Even more bearish for diesel markets is that the new Qatari gas oil is super-clean, meaning it can be diluted with lower quality oil and still produce larger volumes of relatively clean diesel.

“This stuff is wonder-blend,” said Al Troner, president of Asia Pacific Energy Consultancy. “It is coming at the wrong time for the diesel market; you’ve got to wonder how quickly the market is going to be able to recover to absorb this high-end diesel.”

While oil prices have hovered at around $75 a barrel on the view the global economy will pick up, and with it crude demand, there have been few signs of a recovery in demand for diesel, the transport fuel for trucks worldwide. Most of the new Qatari supply would probably find its way to Europe, oil traders said.

Qatar will also soon boost its clean diesel supply even further with its new 140,000 bpd plant to produce gas to liquids, due online by the end of 2010. The two plants combined would pump around 60,000 to 65,000 bpd of ultra-clean diesel, Troner said.

Until now, Qatar had been a net importer of gas oil.

New plants like the Ras Laffan facility are also going to have to compete with China, which has been running its refineries at full throttle in recent years.

A growing share of Chinese refiners’ production has been sold overseas this year as fuel stocks have swelled. Gasoline exports hit the highest in 2.5 years in August, and diesel exports more than doubled from traders’ estimates in the same month, Chinese customs data showed.

“This is a concern even if demand picks up; globally what are you going to do with this monster,” a middle distillates trader based in Asia said. “China will eat you alive, and don’t forget you also have the giant refining complex of Reliance; this is very apocalyptic type stuff.”

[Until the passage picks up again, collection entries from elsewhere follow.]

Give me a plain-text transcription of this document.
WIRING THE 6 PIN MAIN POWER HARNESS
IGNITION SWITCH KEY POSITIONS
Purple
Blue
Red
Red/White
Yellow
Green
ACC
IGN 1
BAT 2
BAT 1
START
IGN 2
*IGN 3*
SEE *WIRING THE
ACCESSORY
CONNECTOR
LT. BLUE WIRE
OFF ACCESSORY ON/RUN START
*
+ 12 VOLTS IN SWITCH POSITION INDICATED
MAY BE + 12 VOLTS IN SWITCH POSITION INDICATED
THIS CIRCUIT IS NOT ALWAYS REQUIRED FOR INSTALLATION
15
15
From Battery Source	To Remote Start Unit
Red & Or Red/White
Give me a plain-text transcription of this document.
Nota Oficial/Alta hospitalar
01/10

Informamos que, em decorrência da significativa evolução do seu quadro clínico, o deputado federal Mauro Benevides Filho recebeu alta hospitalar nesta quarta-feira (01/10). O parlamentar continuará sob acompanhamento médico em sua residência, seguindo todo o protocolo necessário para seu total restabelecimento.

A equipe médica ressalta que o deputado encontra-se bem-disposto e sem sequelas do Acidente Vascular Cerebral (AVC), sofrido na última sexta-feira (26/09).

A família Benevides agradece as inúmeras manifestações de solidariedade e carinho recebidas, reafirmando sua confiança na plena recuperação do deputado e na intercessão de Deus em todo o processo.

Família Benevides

Indian refiner Reliance Industries, which has doubled the size of its refining complex at Jamnagar to 1.24 million bpd, plans to add another 140,000 bpd in capacity in the next six to eight months.

Ras Laffan processes oil liquids that form at the surface when gas is produced for Qatar’s new liquefied natural gas facilities.

The biggest product stream at the plant will be the petrochemical feedstock and gasoline component naphtha, with 61,000 barrels per day.